«Хо-о! — думал Ендрих, далеко забрасывая свою лещиновую удочку. — Уж сегодня-то будете вы без Каси моей танцевать!.. Дома останется, лисичка! Хлеб испечет, кудель прясть будет…»
И надо же так случиться — в тот же час услышал он, как по мосту чьи-то дробные, поспешные шаги простучали. Глянул туда Ендрих, крикнул от удивления, вскочил с места и чуть было из челна не вывалился…
Увидел он на мосту… Касю! Еще наряднее она казалась, еще красивее, чем раньше. Белое платье на ней с брыжами у шеи, с оборками у рукавов, с прозрачной вышивкой. На парчевом фартучке, от матери еще оставшемся, алели розы, и венки васильковые голубели. Юбок было четыре: те, что снизу, все накрахмаленные, кружевными зубчиками украшенные. А из-под широкого венка, перетянутого яркой каймой, из-под пучка лент нюренбергских, которые венок позади украшали — на Касины плечи, чуть не до колен, свисали две косы русые, пышные, из кудели льняной… Крепко держал их на красивой головке Касиной венок — каждой силезской дивчины красивый наряд.
— О, боже великий! — воскликнул Ендрих. — Уж и кудель себе приспособила, негодница! Опять танцевать бежит!.. — и с горя не удержался от слова не в пору сказанного. — Ну и танцуй тогда хоть с самим Утопцем!
Лишь только произнес эти слова корзинщик — зашумело что-то в тростниках, заплескала сильно вода у берега. Забулькало что-то среди волн одринских, вспенились они и покатились к огромному омуту, который возле самого моста появился. И снова что-то заплескалось там…
«Видать сом балует… Сеть бы сейчас!» — подумал Ендрих и повернул челн к другому берегу, где сад его зеленел, а меж деревьев белели стены хаты.
Ночь была светлая, погожая.

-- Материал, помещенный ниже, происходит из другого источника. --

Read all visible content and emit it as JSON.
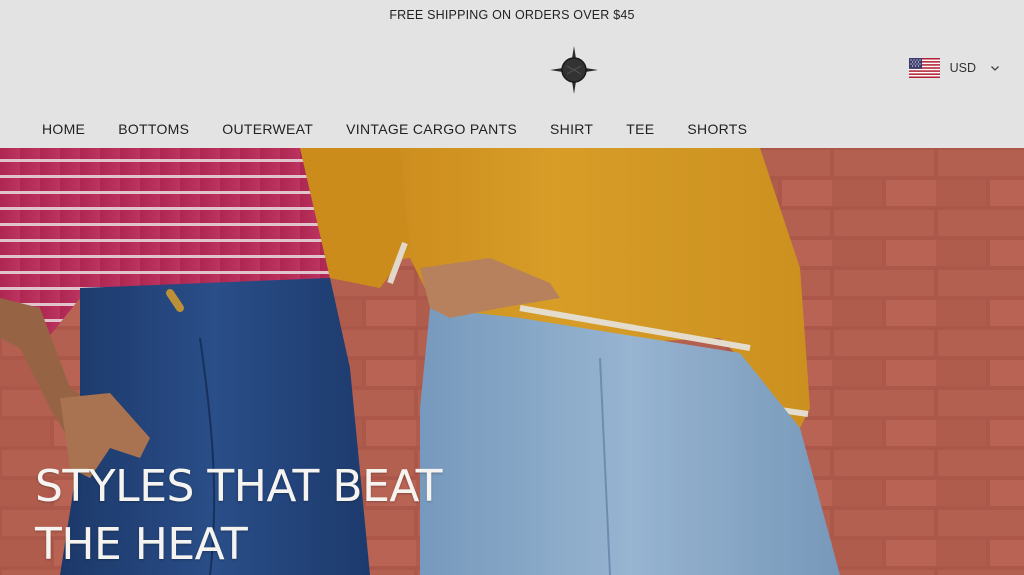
{
  "announcement": {
    "text": "FREE SHIPPING ON ORDERS OVER $45"
  },
  "currency": {
    "label": "USD",
    "flag_icon": "us-flag-icon",
    "dropdown_icon": "chevron-down-icon"
  },
  "logo": {
    "icon": "compass-star-logo"
  },
  "nav": {
    "items": [
      {
        "label": "HOME"
      },
      {
        "label": "BOTTOMS"
      },
      {
        "label": "OUTERWEAT"
      },
      {
        "label": "VINTAGE CARGO PANTS"
      },
      {
        "label": "SHIRT"
      },
      {
        "label": "TEE"
      },
      {
        "label": "SHORTS"
      }
    ]
  },
  "hero": {
    "title_line1": "STYLES THAT BEAT",
    "title_line2": "THE HEAT"
  },
  "colors": {
    "background": "#e3e3e3",
    "brick": "#b85e4f",
    "pink_shirt": "#c2315f",
    "yellow_sweater": "#e1a325",
    "dark_denim": "#25477e",
    "light_denim": "#8eb1d3"
  }
}
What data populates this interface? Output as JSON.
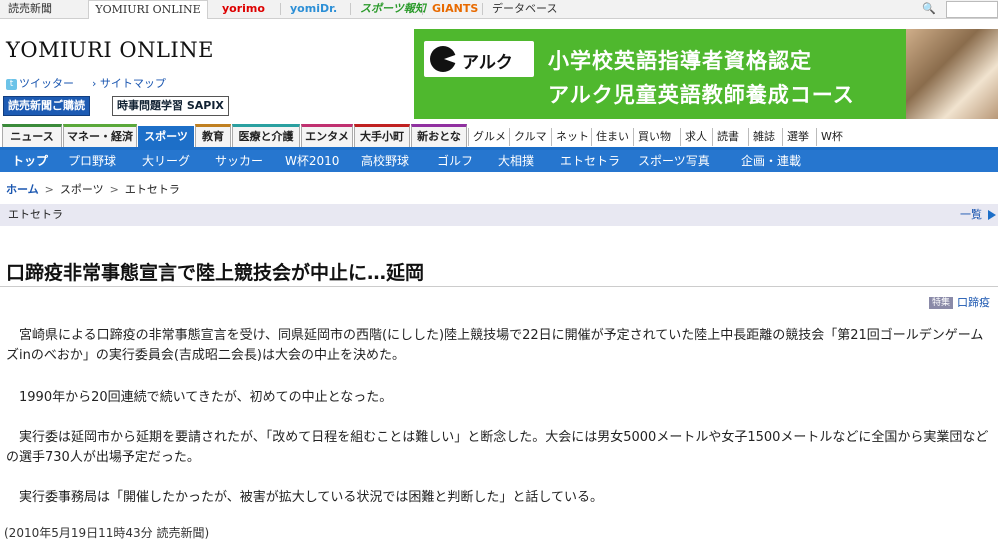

Полная луна щедрым сиянием своим посеребрила даже вербу трухлявую, что неподалеку от моста стояла. А на вербе сова притаилась. Уселась она на кривом суку и, не то смеясь, не то плача, кричала время от времени:
— Угу-у-у… Угу-у-…
Глазища ее круглые и ясно-желтые, словно две пуговицы золотые, в темноте среди листвы горели. А вокруг широко разливался запах мыльнянки, возле воды цветущей, и чабреца, что при самой дороге рос.
Почти что в самую полночь возвращалась Кася домой, а всё еще мало ей было веселых песенок и забавы:
Козерыйку б танцевала,
Скрипачи, играйте!
Черны сапожки стоптала,
Красные мне дайте! —
таким звонким девичьим голосом напевала она, что даже желтоглазая сова всполошено с вербы сорвалась и далеко в лес улетела.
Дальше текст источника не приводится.